La expansión de la inteligencia artificial generativa ha transformado radicalmente las perspectivas de la educación contemporánea. Aplicaciones capaces de redactar ensayos, producir ilustraciones o crear fragmentos musicales han despertado reacciones encontradas entre docentes, estudiantes y el público en general.
Mientras algunos celebran la posibilidad de automatizar tareas rutinarias, como calificar exámenes o diseñar planes de estudio, otros expresan recelo ante la posible erosión de la función docente y la pérdida de autonomía intelectual.

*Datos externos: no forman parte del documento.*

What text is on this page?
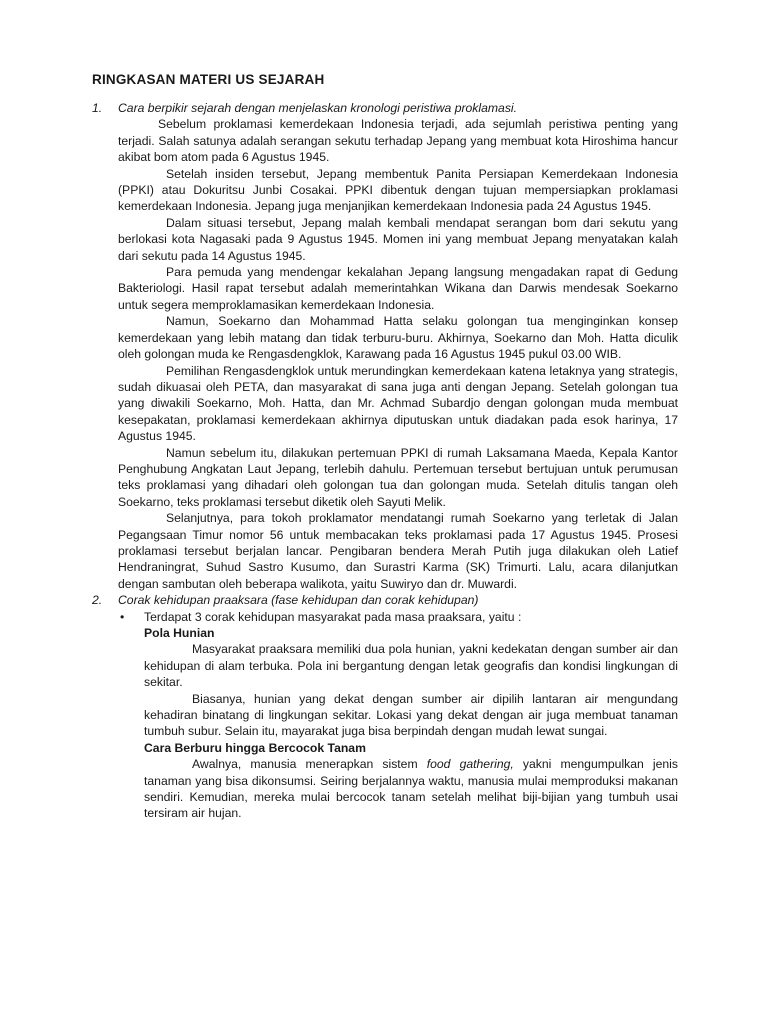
RINGKASAN MATERI US SEJARAH
1. Cara berpikir sejarah dengan menjelaskan kronologi peristiwa proklamasi.

Sebelum proklamasi kemerdekaan Indonesia terjadi, ada sejumlah peristiwa penting yang terjadi. Salah satunya adalah serangan sekutu terhadap Jepang yang membuat kota Hiroshima hancur akibat bom atom pada 6 Agustus 1945.

Setelah insiden tersebut, Jepang membentuk Panita Persiapan Kemerdekaan Indonesia (PPKI) atau Dokuritsu Junbi Cosakai. PPKI dibentuk dengan tujuan mempersiapkan proklamasi kemerdekaan Indonesia. Jepang juga menjanjikan kemerdekaan Indonesia pada 24 Agustus 1945.

Dalam situasi tersebut, Jepang malah kembali mendapat serangan bom dari sekutu yang berlokasi kota Nagasaki pada 9 Agustus 1945. Momen ini yang membuat Jepang menyatakan kalah dari sekutu pada 14 Agustus 1945.

Para pemuda yang mendengar kekalahan Jepang langsung mengadakan rapat di Gedung Bakteriologi. Hasil rapat tersebut adalah memerintahkan Wikana dan Darwis mendesak Soekarno untuk segera memproklamasikan kemerdekaan Indonesia.

Namun, Soekarno dan Mohammad Hatta selaku golongan tua menginginkan konsep kemerdekaan yang lebih matang dan tidak terburu-buru. Akhirnya, Soekarno dan Moh. Hatta diculik oleh golongan muda ke Rengasdengklok, Karawang pada 16 Agustus 1945 pukul 03.00 WIB.

Pemilihan Rengasdengklok untuk merundingkan kemerdekaan katena letaknya yang strategis, sudah dikuasai oleh PETA, dan masyarakat di sana juga anti dengan Jepang. Setelah golongan tua yang diwakili Soekarno, Moh. Hatta, dan Mr. Achmad Subardjo dengan golongan muda membuat kesepakatan, proklamasi kemerdekaan akhirnya diputuskan untuk diadakan pada esok harinya, 17 Agustus 1945.

Namun sebelum itu, dilakukan pertemuan PPKI di rumah Laksamana Maeda, Kepala Kantor Penghubung Angkatan Laut Jepang, terlebih dahulu. Pertemuan tersebut bertujuan untuk perumusan teks proklamasi yang dihadari oleh golongan tua dan golongan muda. Setelah ditulis tangan oleh Soekarno, teks proklamasi tersebut diketik oleh Sayuti Melik.

Selanjutnya, para tokoh proklamator mendatangi rumah Soekarno yang terletak di Jalan Pegangsaan Timur nomor 56 untuk membacakan teks proklamasi pada 17 Agustus 1945. Prosesi proklamasi tersebut berjalan lancar. Pengibaran bendera Merah Putih juga dilakukan oleh Latief Hendraningrat, Suhud Sastro Kusumo, dan Surastri Karma (SK) Trimurti. Lalu, acara dilanjutkan dengan sambutan oleh beberapa walikota, yaitu Suwiryo dan dr. Muwardi.

2. Corak kehidupan praaksara (fase kehidupan dan corak kehidupan)
• Terdapat 3 corak kehidupan masyarakat pada masa praaksara, yaitu :

Pola Hunian

Masyarakat praaksara memiliki dua pola hunian, yakni kedekatan dengan sumber air dan kehidupan di alam terbuka. Pola ini bergantung dengan letak geografis dan kondisi lingkungan di sekitar.

Biasanya, hunian yang dekat dengan sumber air dipilih lantaran air mengundang kehadiran binatang di lingkungan sekitar. Lokasi yang dekat dengan air juga membuat tanaman tumbuh subur. Selain itu, mayarakat juga bisa berpindah dengan mudah lewat sungai.

Cara Berburu hingga Bercocok Tanam

Awalnya, manusia menerapkan sistem food gathering, yakni mengumpulkan jenis tanaman yang bisa dikonsumsi. Seiring berjalannya waktu, manusia mulai memproduksi makanan sendiri. Kemudian, mereka mulai bercocok tanam setelah melihat biji-bijian yang tumbuh usai tersiram air hujan.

Mary Burns, reconocida especialista en tecnología educativa, aborda esta cuestión en su texto Eyes Wide Open: What We Lose from Generative Artificial Intelligence in Education. Su análisis plantea la necesidad de reflexionar sobre aquello que estamos dejando a un lado en nuestra búsqueda constante de soluciones tecnológicas.
Lo que la IA nos da
Para muchos profesionales de la enseñanza, la promesa de ahorrar tiempo al preparar exámenes o al calificar puede resultar muy atractiva. Un maestro de literatura, por ejemplo, podría servirse de un sistema automatizado que sugiera preguntas sobre una novela. De forma similar, un profesor de matemáticas tendría la oportunidad de revisar ejercicios resueltos por sus alumnos sin dedicar largas horas a labores repetitivas. Esto, de acuerdo con quienes defienden la IA, dejaría al docente más tiempo para enfocarse en tareas que requieren mayor cercanía humana, como el acompañamiento individual, la orientación emocional o la detección de necesidades específicas. ¿No sería razonable aprovechar al máximo estas ventajas? Quienes valoran este enfoque señalan la posibilidad de fortalecer los vínculos entre profesores y estudiantes, pues el tiempo que antes se invertía en actividades repetitivas ahora se canaliza en cultivar la motivación y la confianza.

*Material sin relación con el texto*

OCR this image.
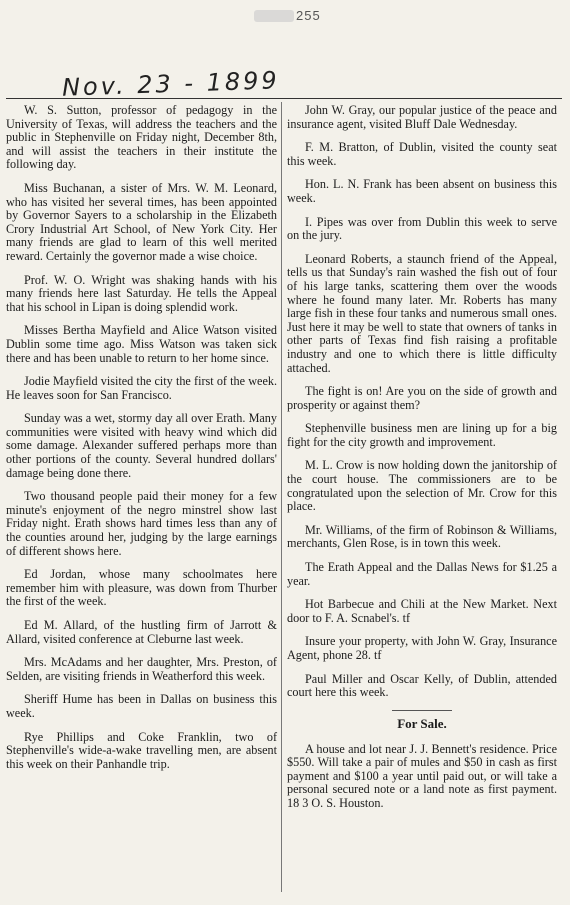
255
Nov. 23 - 1899

W. S. Sutton, professor of pedagogy in the University of Texas, will address the teachers and the public in Stephenville on Friday night, December 8th, and will assist the teachers in their institute the following day.

Miss Buchanan, a sister of Mrs. W. M. Leonard, who has visited her several times, has been appointed by Governor Sayers to a scholarship in the Elizabeth Crory Industrial Art School, of New York City. Her many friends are glad to learn of this well merited reward. Certainly the governor made a wise choice.

Prof. W. O. Wright was shaking hands with his many friends here last Saturday. He tells the Appeal that his school in Lipan is doing splendid work.

Misses Bertha Mayfield and Alice Watson visited Dublin some time ago. Miss Watson was taken sick there and has been unable to return to her home since.

Jodie Mayfield visited the city the first of the week. He leaves soon for San Francisco.

Sunday was a wet, stormy day all over Erath. Many communities were visited with heavy wind which did some damage. Alexander suffered perhaps more than other portions of the county. Several hundred dollars' damage being done there.

Two thousand people paid their money for a few minute's enjoyment of the negro minstrel show last Friday night. Erath shows hard times less than any of the counties around her, judging by the large earnings of different shows here.

Ed Jordan, whose many schoolmates here remember him with pleasure, was down from Thurber the first of the week.

Ed M. Allard, of the hustling firm of Jarrott & Allard, visited conference at Cleburne last week.

Mrs. McAdams and her daughter, Mrs. Preston, of Selden, are visiting friends in Weatherford this week.

Sheriff Hume has been in Dallas on business this week.

Rye Phillips and Coke Franklin, two of Stephenville's wide-a-wake travelling men, are absent this week on their Panhandle trip.

John W. Gray, our popular justice of the peace and insurance agent, visited Bluff Dale Wednesday.

F. M. Bratton, of Dublin, visited the county seat this week.

Hon. L. N. Frank has been absent on business this week.

I. Pipes was over from Dublin this week to serve on the jury.

Leonard Roberts, a staunch friend of the Appeal, tells us that Sunday's rain washed the fish out of four of his large tanks, scattering them over the woods where he found many later. Mr. Roberts has many large fish in these four tanks and numerous small ones. Just here it may be well to state that owners of tanks in other parts of Texas find fish raising a profitable industry and one to which there is little difficulty attached.

The fight is on! Are you on the side of growth and prosperity or against them?

Stephenville business men are lining up for a big fight for the city growth and improvement.

M. L. Crow is now holding down the janitorship of the court house. The commissioners are to be congratulated upon the selection of Mr. Crow for this place.

Mr. Williams, of the firm of Robinson & Williams, merchants, Glen Rose, is in town this week.

The Erath Appeal and the Dallas News for $1.25 a year.

Hot Barbecue and Chili at the New Market. Next door to F. A. Scnabel's. tf

Insure your property, with John W. Gray, Insurance Agent, phone 28. tf

Paul Miller and Oscar Kelly, of Dublin, attended court here this week.

For Sale.

A house and lot near J. J. Bennett's residence. Price $550. Will take a pair of mules and $50 in cash as first payment and $100 a year until paid out, or will take a personal secured note or a land note as first payment. 18 3 O. S. Houston.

Por otra parte, Burns plantea que la IA puede servir como fuente de inspiración creativa para los profesionales de la educación. Imaginemos un taller de redacción en el que un programa informático presente diferentes propuestas de inicio para una historia. El docente, en vez de verse anclado a un modelo único, tendría la oportunidad de enriquecer esas ideas y promover ejercicios que integren la reflexión y la producción escrita. En ese sentido, la herramienta tecnológica podría actuar como detonante para que estudiantes y profesores exploren sus propias estrategias y talentos. En lugar de limitar la imaginación, serviría de punto de partida para debates, análisis y experimentación. Aun así, el artículo subraya que este aporte solo resulta positivo si el maestro mantiene una postura activa, consciente de que aspectos que como la empatía y la comunicación verdadera, no pueden ser replicadas por ningún algoritmo.
Lo que la IA nos quita
Autoridad y agencia docente
Burns advierte de que el uso indiscriminado de sistemas generativos puede conducir a la pérdida de autoridad y agencia docente. Cuando los planes de estudio surgen casi de manera automática, existe el riesgo de que el maestro se limite a pulir detalles superficiales. Un ejemplo de esto podría ser un instituto que adopta un software para estructurar sus programas académicos, con el resultado de que los educadores apenas supervisan la propuesta inicial. Esto debilita la capacidad del docente de diseñar actividades basadas en las características de la comunidad estudiantil y en las particularidades de cada grupo de alumnos. En este caso la IA está restando valor a la experiencia pedagógica y desdibujando la conexión esencial que debe existir entre el profesor y su materia, pues la figura del educador se vería reducida a la de un mero intermediario entre la máquina y el alumno.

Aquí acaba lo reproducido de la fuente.